Sarah Palin’s Mini-Me Michele Bachmann, the odious stupidity-sponge from Minnesota, has decided not to run for reelection next year. There aren’t enough “good riddances” in the universe to express my elation at this news. I honestly don’t give a shit why she’s doing this, I’m just glad this intellectual black hole won’t be in fucking Congress any more. But Bachmann wants us all to know she’s no coward.
In her video announcement, Bachmann said her decision was not influenced by any concerns about winning reelection.
“I’ve always, in the past, defeated candidates who were capable, qualified, and well-funded. And I have every confidence that if I ran, I would again defeat the individual who I defeated last year, who recently announced that he is once again running,” Bachmann said.

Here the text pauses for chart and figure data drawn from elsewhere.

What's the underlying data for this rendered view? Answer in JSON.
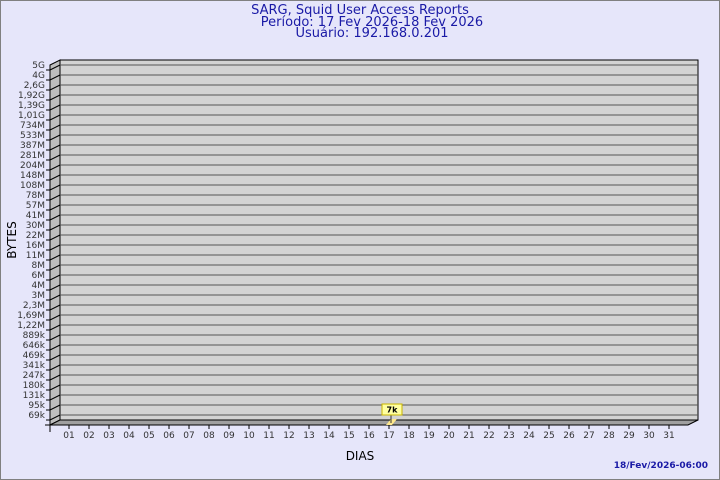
{
  "chart_data": {
    "type": "bar",
    "title": "SARG, Squid User Access Reports",
    "subtitle": "Período: 17 Fev 2026-18 Fev 2026",
    "user": "Usuário: 192.168.0.201",
    "xlabel": "DIAS",
    "ylabel": "BYTES",
    "y_scale": "log",
    "y_ticks": [
      "5G",
      "4G",
      "2,6G",
      "1,92G",
      "1,39G",
      "1,01G",
      "734M",
      "533M",
      "387M",
      "281M",
      "204M",
      "148M",
      "108M",
      "78M",
      "57M",
      "41M",
      "30M",
      "22M",
      "16M",
      "11M",
      "8M",
      "6M",
      "4M",
      "3M",
      "2,3M",
      "1,69M",
      "1,22M",
      "889k",
      "646k",
      "469k",
      "341k",
      "247k",
      "180k",
      "131k",
      "95k",
      "69k"
    ],
    "categories": [
      "01",
      "02",
      "03",
      "04",
      "05",
      "06",
      "07",
      "08",
      "09",
      "10",
      "11",
      "12",
      "13",
      "14",
      "15",
      "16",
      "17",
      "18",
      "19",
      "20",
      "21",
      "22",
      "23",
      "24",
      "25",
      "26",
      "27",
      "28",
      "29",
      "30",
      "31"
    ],
    "bars": [
      {
        "day": "17",
        "value_label": "7k"
      }
    ],
    "grid": true,
    "colors": {
      "background": "#e6e6fa",
      "plot": "#d3d3d3",
      "wall": "#bebebe",
      "bar": "#ffe88c",
      "label_box": "#ffffa0",
      "title": "#1a1aa6"
    }
  },
  "footer": {
    "timestamp": "18/Fev/2026-06:00"
  }
}
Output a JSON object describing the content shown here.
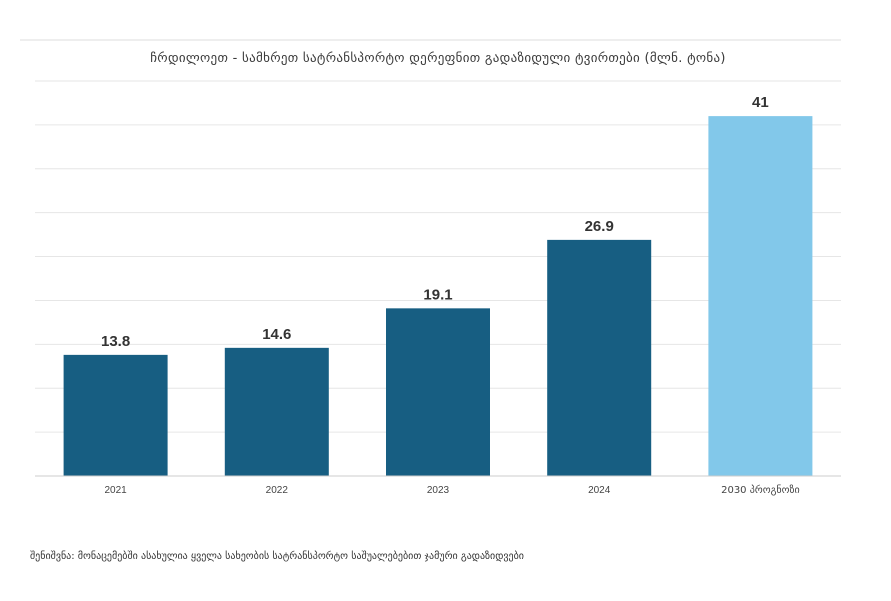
{
  "chart_data": {
    "type": "bar",
    "title": "ჩრდილოეთ - სამხრეთ სატრანსპორტო დერეფნით გადაზიდული ტვირთები (მლნ. ტონა)",
    "xlabel": "",
    "ylabel": "",
    "categories": [
      "2021",
      "2022",
      "2023",
      "2024",
      "2030 პროგნოზი"
    ],
    "values": [
      13.8,
      14.6,
      19.1,
      26.9,
      41
    ],
    "value_labels": [
      "13.8",
      "14.6",
      "19.1",
      "26.9",
      "41"
    ],
    "ylim": [
      0,
      45
    ],
    "grid": true,
    "legend": "none",
    "colors": {
      "actual": "#175e82",
      "forecast": "#82c8ea",
      "grid": "#e6e6e6",
      "axis": "#cccccc"
    }
  },
  "footnote": "შენიშვნა: მონაცემებში ასახულია ყველა სახეობის სატრანსპორტო საშუალებებით ჯამური გადაზიდვები"
}
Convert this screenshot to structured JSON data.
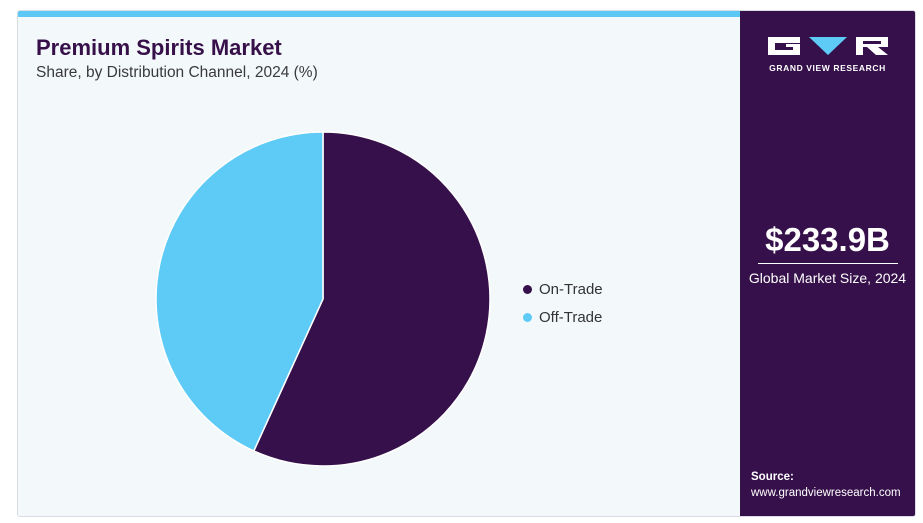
{
  "header": {
    "title": "Premium Spirits Market",
    "subtitle": "Share, by Distribution Channel, 2024 (%)"
  },
  "chart_data": {
    "type": "pie",
    "title": "Premium Spirits Market",
    "subtitle": "Share, by Distribution Channel, 2024 (%)",
    "categories": [
      "On-Trade",
      "Off-Trade"
    ],
    "values": [
      56.8,
      43.2
    ],
    "colors": [
      "#36104a",
      "#5ecbf7"
    ],
    "legend": "right"
  },
  "side_panel": {
    "logo_text": "GRAND VIEW RESEARCH",
    "market_size": "$233.9B",
    "market_size_label": "Global Market Size, 2024",
    "source_label": "Source:",
    "source_url": "www.grandviewresearch.com"
  },
  "colors": {
    "accent": "#5bc8f5",
    "brand_dark": "#36104a",
    "background": "#f3f8fb"
  }
}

Sadly, I actually think this part is true. This might be the only fucking thing in existence that I agree with her on: She could probably get reelected if she wanted to. Whatever district of Minnesota she represents must be full of routine drool-rag users, or else she never could have made it to Washington to begin with.
But then there’s this…
Nor was her decision based on any concerns over an ongoing congressional ethics inquiry into the improper transfer of campaign funds, Bachmann said in her video. She is also facing a Federal Election Commission complaint about her former presidential campaign.
“This decision was not impacted in any way by the recent inquiries into the activities of my former presidential campaign or my former presidential staff,” she said. “It was clearly understood that compliance with all rules and regulations was an absolute necessity for my presidential campaign. And I have no reason to believe that that was not the case.”
Suuuure… I’ll fucking believe that when I believe anything else that Bachmann believes.
“I promise you I have and I will continue to fight to protect innocent human life, traditional marriage, family values, religious liberty, and academic excellence,” Bachmann said.
If she’s protecting academic excellence, then I’m a god damned Mormon missionary.